Quem também se sente insegura na hora de enviar currículo é Letícia Gonçalves Magalhães, de 23 anos, que é assistente de desenvolvimento de produto e está em busca de recolocação. "Já deixei de me candidatar a diversas vagas por achar que não seria convocada para o restante do processo seletivo. Sempre que vejo uma vaga, passo pelo menos um dia avaliando os requisitos e pesando os prós e contras de me candidatar. Percebo uma grande autocobrança, porque busco ponderar se meus conhecimentos, experiências e competências correspondem 100%."

Olhar binário

Grande parte dos anúncios de vaga não têm vocabulário direcionado para mulheres e outras minorias. Vários fatores explicam essa carência, desde a falta de preparo e a pouca diversidade entre os próprios recrutadores, até a ausência de ações que estimulam o networking entre mulheres. Além disso, de acordo com o já citado relatório do LinkedIn, as candidatas têm 13% menos chances de serem analisadas e consideradas para as vagas, pois recrutadores abrem mais perfis masculinos que perfis femininos quando buscam por profissionais. Isso sem contar a maternidade que, por muitas vezes, é vista como barreira.

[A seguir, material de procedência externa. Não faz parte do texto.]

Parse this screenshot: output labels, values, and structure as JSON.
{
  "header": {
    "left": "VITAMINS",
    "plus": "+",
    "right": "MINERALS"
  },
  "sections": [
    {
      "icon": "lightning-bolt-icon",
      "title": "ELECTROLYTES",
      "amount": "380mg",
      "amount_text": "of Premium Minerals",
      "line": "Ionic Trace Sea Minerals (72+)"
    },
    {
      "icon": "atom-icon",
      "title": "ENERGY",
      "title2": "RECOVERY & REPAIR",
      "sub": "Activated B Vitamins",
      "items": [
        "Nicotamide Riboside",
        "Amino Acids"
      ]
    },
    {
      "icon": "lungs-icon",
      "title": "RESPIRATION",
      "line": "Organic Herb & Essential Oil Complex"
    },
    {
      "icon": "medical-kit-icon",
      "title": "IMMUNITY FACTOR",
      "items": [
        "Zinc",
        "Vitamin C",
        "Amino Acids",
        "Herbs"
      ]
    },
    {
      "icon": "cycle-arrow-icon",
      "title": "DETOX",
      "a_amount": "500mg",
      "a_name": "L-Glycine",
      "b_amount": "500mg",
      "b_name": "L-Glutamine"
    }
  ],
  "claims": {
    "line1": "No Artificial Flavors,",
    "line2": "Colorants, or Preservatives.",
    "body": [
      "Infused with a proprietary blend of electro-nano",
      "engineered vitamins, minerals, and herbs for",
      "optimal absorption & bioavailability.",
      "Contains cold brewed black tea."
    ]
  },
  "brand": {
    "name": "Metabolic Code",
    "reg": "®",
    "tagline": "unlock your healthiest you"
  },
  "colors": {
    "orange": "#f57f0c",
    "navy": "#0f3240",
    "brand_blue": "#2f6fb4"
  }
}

Letícia Gonçalves Magalhães, assistente de desenvolvimento de produto - Arquivo pessoal - Arquivo pessoal
Letícia Gonçalves Magalhães, assistente de desenvolvimento de produto
Imagem: Arquivo pessoal

A assistente administrativa Camila Rodrigues Barbosa Garcia, de 32 anos, já se sentiu constrangida em processos seletivos ao contar que tem filhos. "Os recrutadores questionam se as crianças têm com quem ficar se adoecerem, querem saber se eu sairia da empresa para resolver coisas dos filhos. Bom, se escolhemos trabalhar e cuidar da família, já mostramos como somos responsáveis e queremos e podemos lidar com qualquer situação."

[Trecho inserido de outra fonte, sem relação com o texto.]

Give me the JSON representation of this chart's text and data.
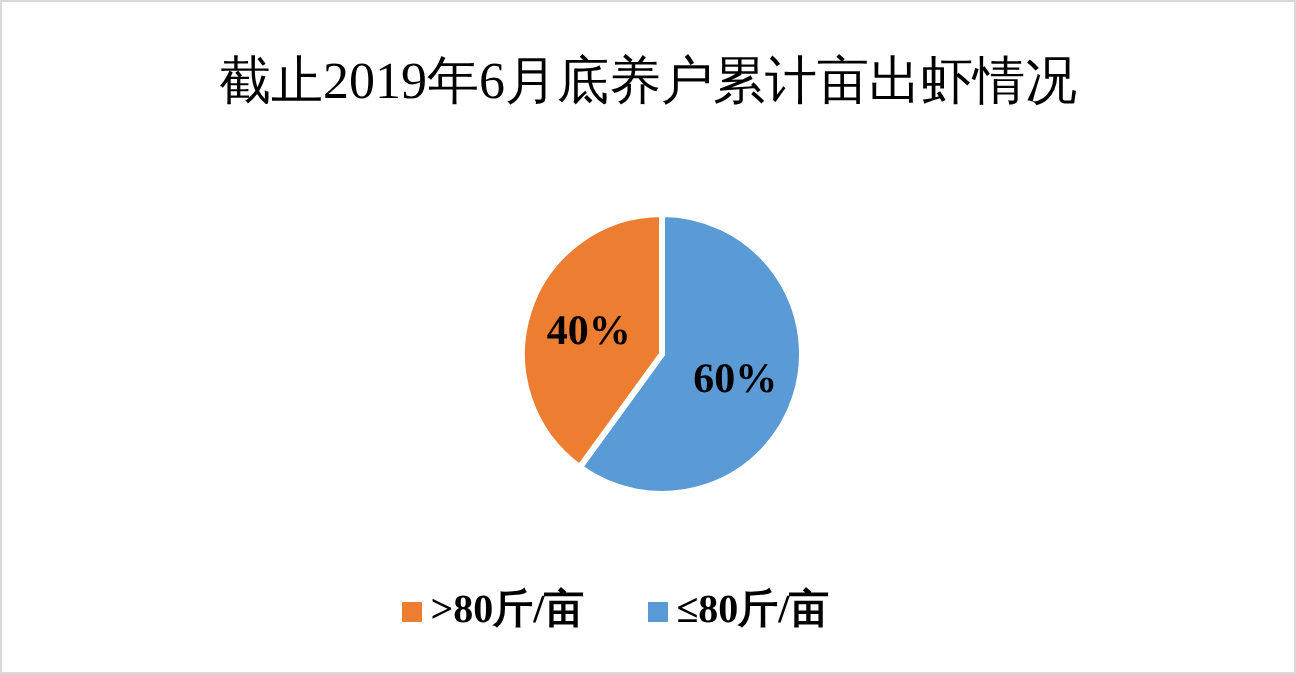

Para Ylana Miller, consultora de desenvolvimento humano e organizacional e sócia-diretora da Yluminarh, recrutadores de empresas têm obrigação de redesenhar o atual processo de seleção e ir atrás de políticas mais igualitárias, ainda que certo "paredão corporativo" atrapalhe o processo. "Acredito que o RH tem que pelo menos tentar, questionar se é possível mudar. Se a vaga já vem com um perfil mais masculino, porque não pergunta, não fala de buscar uma mulher?".

Esse também é o ponto abordado pelo professor Sigmar Malvezzi, que pesquisa Comportamento Organizacional no Instituto de Psicologia da USP (Universidade de São Paulo) e na Fundação Dom Cabral. Segundo ele, os processos seletivos não são tratados como questões sociais abertas que visem o coletivo. "O recrutador acredita que não é uma pessoa injusta, e diz que considera todos os candidatos da mesma forma para a vaga, mas no fundo sabe que não quer uma mulher. Isso é algo intuitivo, surge sem que o recrutador tenha qualquer controle mais rápido que o pensamento racional."

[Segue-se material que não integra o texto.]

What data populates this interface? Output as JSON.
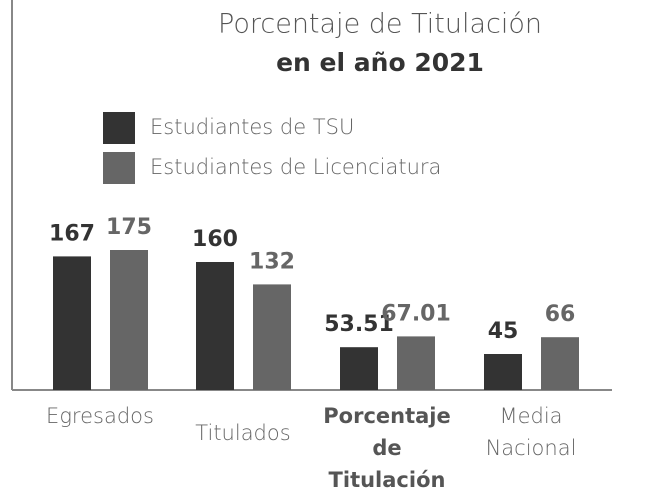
{
  "chart_data": {
    "type": "bar",
    "title": "Porcentaje de Titulación",
    "subtitle": "en el año 2021",
    "categories": [
      "Egresados",
      "Titulados",
      "Porcentaje de Titulación",
      "Media Nacional"
    ],
    "bold_categories": [
      2
    ],
    "series": [
      {
        "name": "Estudiantes de TSU",
        "color": "#333333",
        "values": [
          167,
          160,
          53.51,
          45
        ]
      },
      {
        "name": "Estudiantes de Licenciatura",
        "color": "#666666",
        "values": [
          175,
          132,
          67.01,
          66
        ]
      }
    ],
    "ylim": [
      0,
      400
    ]
  }
}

De acordo com o estudioso, o que também acontece com frequência é uma conduta de autorreferência que apenas reforça o preconceito. "Falta autenticidade ao discurso. Tenho acompanhado decisões do tipo: temos uma vaga e poucas mulheres, então vamos dar preferência para as mulheres. Só que concordar superficialmente não significa adesão. O ideal é sempre buscar o profissional sem tocar na questão da identidade."

A administradora Juce Bezerra - Arquivo pessoal - Arquivo pessoal
A administradora Juce Bezerra
Imagem: Arquivo pessoal

Cargos de chefia

Além da insegurança e da autoexigência, muitas mulheres desistem de aplicar para postos mais altos de trabalho por entender que posições executivas pedem uma mobilidade difícil de corresponder. "Às vezes, elas assumem sozinhas suas famílias e têm dificuldade de ficar fora de casa por muito tempo. Em especial agora na pandemia, os empregadores buscam mais perfis masculinos porque imaginam que as mulheres estão mais atarefadas lidando com trabalho, casa e família", afirma a consultora Ylana Miller. "Infelizmente, somos poucas ainda em cargos executivos. Eu mesma, na maioria das reuniões que vou, sou exceção."

O índice The Reykjavik Index for Leadership, divulgado no início de 2020 pela consultoria Kantar, mostra que 59% dos brasileiros não se sentem confortáveis quando veem uma mulher como CEO, ou seja, liderando uma empresa. O estudo ainda apontou que existem setores considerados pelas pessoas como mais adequados para o comando de uma mulher, como beleza e moda. O setor automotivo e o de engenharia são vistos como mais masculinos.